На самом деле ему просто хотелось использовать эту поездку, чтобы перелистать вместе со мной несколько страниц Ветхого Завета. Открытие курорта для феллахов он рассматривал как предлог для совершения коротенького свадебного путешествия. Я согласилась. Последние недели научили меня, что в Париже достаточно хорошо знать правила, но совершенно бессмысленно соблюдать их.

Я была игрушкой министра, а «Пуату» была нашей дойной коровой, и слово «работа» звучало здесь смешно. Может, некоторые актеры и вымазываются черной краской с головы до ног, чтобы сыграть Отелло, но только не я: в башне «Пуату» меня никогда не видели. Зато при первом же удобном случае я мчалась в Африку — насладиться хорошей погодой за счет фирмы. Впрочем, теперь у меня были на это все основания: Сендстер наконец дал мне разрешение на разговор с Дармоном о нашем великом плане африканских испытаний.

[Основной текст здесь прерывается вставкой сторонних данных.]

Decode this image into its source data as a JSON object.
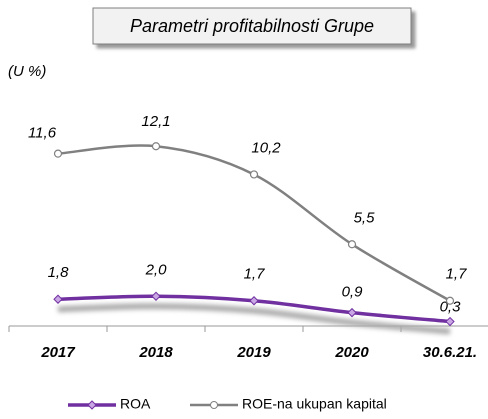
{
  "chart_data": {
    "type": "line",
    "title": "Parametri profitabilnosti Grupe",
    "subtitle": "(U %)",
    "categories": [
      "2017",
      "2018",
      "2019",
      "2020",
      "30.6.21."
    ],
    "ylim": [
      0,
      14
    ],
    "series": [
      {
        "name": "ROA",
        "color": "#7030a0",
        "values": [
          1.8,
          2.0,
          1.7,
          0.9,
          0.3
        ],
        "value_labels": [
          "1,8",
          "2,0",
          "1,7",
          "0,9",
          "0,3"
        ]
      },
      {
        "name": "ROE-na ukupan kapital",
        "color": "#808080",
        "values": [
          11.6,
          12.1,
          10.2,
          5.5,
          1.7
        ],
        "value_labels": [
          "11,6",
          "12,1",
          "10,2",
          "5,5",
          "1,7"
        ]
      }
    ]
  }
}
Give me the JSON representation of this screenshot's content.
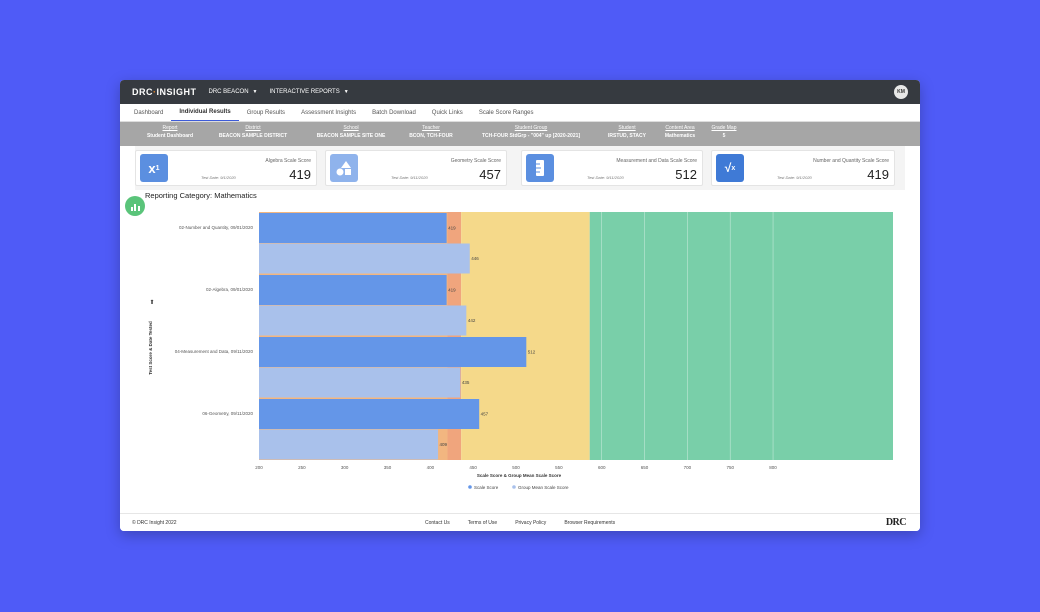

Высокопоставленные чиновники протокольной службы обладают истинным талантом упрощать жизнь важным шишкам. Сойдя с самолета, Дармон тут же исчез вместе с египетской принимающей стороной, а меня отвезли в отель «Old Winter» и поселили в люкс-апартаментах с видом на Нил. Поплавав часа два в бассейне, я села в коляску и отправилась во Дворец съездов, где мой великий человек должен был произносить свою речь. В ней не была забыта ни одна звонкая формулировка. Оратор призывал мобилизовать творческую общественность для возвеличивания современной гуманистической этики, снимал шляпу перед всемирной Декларацией прав человека, объявлял идеологию служанкой совести, гарантировал неизбежность деколонизации умов, беспокоился о новых линиях раздела (интересно чего?), торжественно клялся содействовать процветанию культур малых народов… Словом, это была настоящая интеллектуальная вакханалия, полный набор третьемирских благоглупостей. Ночная тьма отрезала слушателей от фантазий Дармона с неумолимостью упавшего занавеса.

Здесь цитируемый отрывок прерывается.